Mayor Greg Nickels and Se-attle Police Chief Gil Kerli-kowske are drumming up support for a new concept in the way law-enforcement procedures are handled in Seattle.
Called "Neighborhood Policing," it is a "faster, stronger and smarter" approach to public safety, according to the mayor.
MORE OFFICERS
There are three elements to the proposal, and each faces its own challenges. The primary goal is to add an additional 105 officers to the force between 2008 and 2012. That's in addition to the 49 new officers added to the force since 2005, Nickels said.
However, Seattle City Council-member Richard McIver said, paying for the new officers will involve cuts in other programs since hope of getting $21 million in business-and-occupation (B&O) taxes from the state is dead in the water for this session.
Furthermore, finding new police in the first place won't be easy because it's a recruits' market, according to Seattle Police Officers Guild president Rich O'Neil.

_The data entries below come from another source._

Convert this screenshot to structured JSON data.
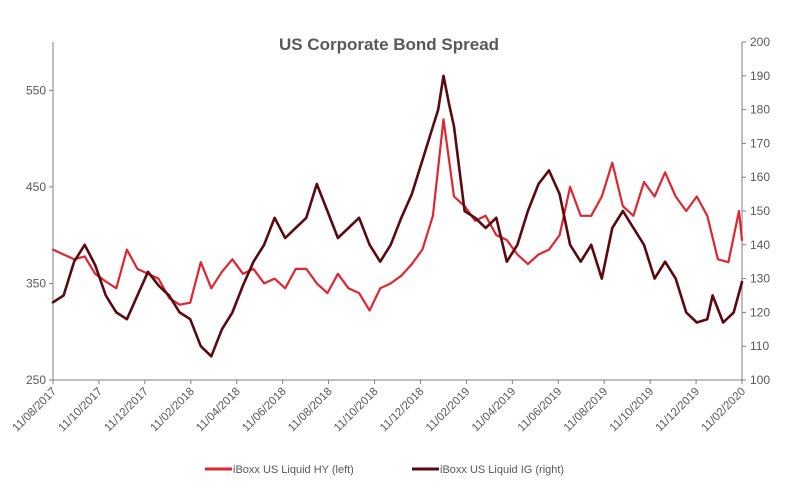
{
  "chart_data": {
    "type": "line",
    "title": "US Corporate Bond Spread",
    "xlabel": "",
    "ylabel_left": "",
    "ylabel_right": "",
    "ylim_left": [
      250,
      600
    ],
    "ylim_right": [
      100,
      200
    ],
    "yticks_left": [
      250,
      350,
      450,
      550
    ],
    "yticks_right": [
      100,
      110,
      120,
      130,
      140,
      150,
      160,
      170,
      180,
      190,
      200
    ],
    "x_range": [
      "2017-08-11",
      "2020-02-11"
    ],
    "x_tick_labels": [
      "11/08/2017",
      "11/10/2017",
      "11/12/2017",
      "11/02/2018",
      "11/04/2018",
      "11/06/2018",
      "11/08/2018",
      "11/10/2018",
      "11/12/2018",
      "11/02/2019",
      "11/04/2019",
      "11/06/2019",
      "11/08/2019",
      "11/10/2019",
      "11/12/2019",
      "11/02/2020"
    ],
    "grid": false,
    "legend_position": "bottom",
    "colors": {
      "hy": "#e0262f",
      "ig": "#5a0a0f",
      "axis": "#7f7f7f",
      "text": "#595959"
    },
    "series": [
      {
        "name": "iBoxx US Liquid HY (left)",
        "axis": "left",
        "color": "#e0262f",
        "x": [
          "2017-08-11",
          "2017-08-25",
          "2017-09-08",
          "2017-09-22",
          "2017-10-06",
          "2017-10-20",
          "2017-11-03",
          "2017-11-17",
          "2017-12-01",
          "2017-12-15",
          "2017-12-29",
          "2018-01-12",
          "2018-01-26",
          "2018-02-09",
          "2018-02-23",
          "2018-03-09",
          "2018-03-23",
          "2018-04-06",
          "2018-04-20",
          "2018-05-04",
          "2018-05-18",
          "2018-06-01",
          "2018-06-15",
          "2018-06-29",
          "2018-07-13",
          "2018-07-27",
          "2018-08-10",
          "2018-08-24",
          "2018-09-07",
          "2018-09-21",
          "2018-10-05",
          "2018-10-19",
          "2018-11-02",
          "2018-11-16",
          "2018-11-30",
          "2018-12-14",
          "2018-12-28",
          "2019-01-04",
          "2019-01-11",
          "2019-01-25",
          "2019-02-08",
          "2019-02-22",
          "2019-03-08",
          "2019-03-22",
          "2019-04-05",
          "2019-04-19",
          "2019-05-03",
          "2019-05-17",
          "2019-05-31",
          "2019-06-14",
          "2019-06-28",
          "2019-07-12",
          "2019-07-26",
          "2019-08-09",
          "2019-08-23",
          "2019-09-06",
          "2019-09-20",
          "2019-10-04",
          "2019-10-18",
          "2019-11-01",
          "2019-11-15",
          "2019-11-29",
          "2019-12-13",
          "2019-12-27",
          "2020-01-10",
          "2020-01-24",
          "2020-02-07",
          "2020-02-11"
        ],
        "values": [
          385,
          380,
          375,
          378,
          360,
          352,
          345,
          385,
          365,
          360,
          355,
          335,
          328,
          330,
          372,
          345,
          362,
          375,
          360,
          365,
          350,
          355,
          345,
          365,
          365,
          350,
          340,
          360,
          345,
          340,
          322,
          345,
          350,
          358,
          370,
          385,
          420,
          470,
          520,
          440,
          430,
          415,
          420,
          400,
          395,
          380,
          370,
          380,
          385,
          400,
          450,
          420,
          420,
          440,
          475,
          430,
          420,
          455,
          440,
          465,
          440,
          425,
          440,
          420,
          375,
          372,
          425,
          395
        ]
      },
      {
        "name": "iBoxx US Liquid IG (right)",
        "axis": "right",
        "color": "#5a0a0f",
        "x": [
          "2017-08-11",
          "2017-08-25",
          "2017-09-08",
          "2017-09-22",
          "2017-10-06",
          "2017-10-20",
          "2017-11-03",
          "2017-11-17",
          "2017-12-01",
          "2017-12-15",
          "2017-12-29",
          "2018-01-12",
          "2018-01-26",
          "2018-02-09",
          "2018-02-23",
          "2018-03-09",
          "2018-03-23",
          "2018-04-06",
          "2018-04-20",
          "2018-05-04",
          "2018-05-18",
          "2018-06-01",
          "2018-06-15",
          "2018-06-29",
          "2018-07-13",
          "2018-07-27",
          "2018-08-10",
          "2018-08-24",
          "2018-09-07",
          "2018-09-21",
          "2018-10-05",
          "2018-10-19",
          "2018-11-02",
          "2018-11-16",
          "2018-11-30",
          "2018-12-14",
          "2018-12-28",
          "2019-01-04",
          "2019-01-11",
          "2019-01-18",
          "2019-01-25",
          "2019-02-08",
          "2019-02-22",
          "2019-03-08",
          "2019-03-22",
          "2019-04-05",
          "2019-04-19",
          "2019-05-03",
          "2019-05-17",
          "2019-05-31",
          "2019-06-14",
          "2019-06-28",
          "2019-07-12",
          "2019-07-26",
          "2019-08-09",
          "2019-08-23",
          "2019-09-06",
          "2019-09-20",
          "2019-10-04",
          "2019-10-18",
          "2019-11-01",
          "2019-11-15",
          "2019-11-29",
          "2019-12-13",
          "2019-12-27",
          "2020-01-03",
          "2020-01-17",
          "2020-01-31",
          "2020-02-11"
        ],
        "values": [
          123,
          125,
          135,
          140,
          134,
          125,
          120,
          118,
          125,
          132,
          128,
          125,
          120,
          118,
          110,
          107,
          115,
          120,
          128,
          135,
          140,
          148,
          142,
          145,
          148,
          158,
          150,
          142,
          145,
          148,
          140,
          135,
          140,
          148,
          155,
          165,
          175,
          180,
          190,
          182,
          175,
          150,
          148,
          145,
          148,
          135,
          140,
          150,
          158,
          162,
          155,
          140,
          135,
          140,
          130,
          145,
          150,
          145,
          140,
          130,
          135,
          130,
          120,
          117,
          118,
          125,
          117,
          120,
          129
        ]
      }
    ]
  }
}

The second element involves revising police work shifts to make officers available at the times and days they are most needed. The current 30-year-old arrangement sees officers work four nine-hour shifts on and two shifts off, but changing that will require negotiations with and agreement from the police guild, O'Neil noted.
The idea is to have more officers on duty when there's more crime, said Doug Carey, the city's assistant finance director and the lead in the department's public-safety team.
The third part of the proposal is a call to redraw beat areas, something that hasn't been done since the 1970s. Historically, one officer has been assigned to each beat for each of three daily shifts, Carey said.
Still, neighborhoods will end up with fewer beats, according to a workload-based police map that reduces the current number of 64 beats to 51. The East Precinct would see a reduction from 14 beats to nine, according to the map.
Kerlikowske describes the current workload as "very imbalanced" and one in which officers are often pulled from non-busy areas to busy areas. "As the city grew, things got out of whack as far as work-load," he said.
Another key change is boosting response times for police, Kerlikowske added. The "average" response time over a 24-hour time period is seven minutes, but the goal of the new plan, plus hiring more officers, is to make the seven-minute response time uniform all day and all night, he said.
Another goal of neighborhood policing is to free up officers enough so that they can spend 30 percent of their time doing proactive crime-prevention work in the neighborhoods they cover.
But that, and other proposed changes, won't be possible without the extra 105 officers, according to Kerlikowske.
BUDGET CUTS ELSEWHERE
Nickels thinks the city can pull it off. The loss of the B&O tax was a blow, he conceded. "It was essentially a break for big business," the mayor said. "But this plan is not contingent on that [tax money]."
McIver, who chairs the City Council's Finance and Budget Committee, agrees - at least to a certain extent. "My guess is, we'll work hard to get the money," he said. "But somebody's going to get hurt."
That might include cuts to the library budget, for example, McIver said.
The local economy has seen pretty steady economic growth in the last couple of years, but the growth has leveled off, he added.
Complicating the city's money crunch is the possible loss of $5 million to $8 million if the Federal Communications Commission decides to keep the utility tax people pay with their phone bills, McIver said.
The city doesn't have a budget surplus right now, which ironically makes budget decisions easier because expectations aren't high, he said. On the flip side, the budget for 2008 has already been finalized and won't be revisited by the council until next fall, McIver noted.
The budget is also something picked up on by police guild president O'Neil. "If he had done it a couple months ago, he could have put it in the [2008] budget," he said of Nickel's new policing-plan proposal.
RECRUITING OFFICERS
But O'Neil agrees wholeheartedly that more officers are needed in Seattle. "It doesn't make much sense to me to have $1 million condos downtown if the owners have to step over drunks to get to their front doors," he said of one example.
O'Neil also noted that Seattle ranks extremely low in police per capita. Boston, which has roughly the same population as Seattle, has 1,900 officers on the force, he said.
Kerlikowske said one selling point for new police recruits is the quality of life in Seattle, but O'Neil noted almost all Seattle police officers live outside the city because they can't afford to live here: "We have officers living as far away as Bellingham."
Compensation also lags behind other cities, according to O'Neil. "Everybody else kicks our tail as far as benefits and pay," is how he put it.
If the neighborhood-policing plan makes the city safer, guild members are all for it, O'Neil said. He did, however, add a caveat: "We're trying to get a fair transition."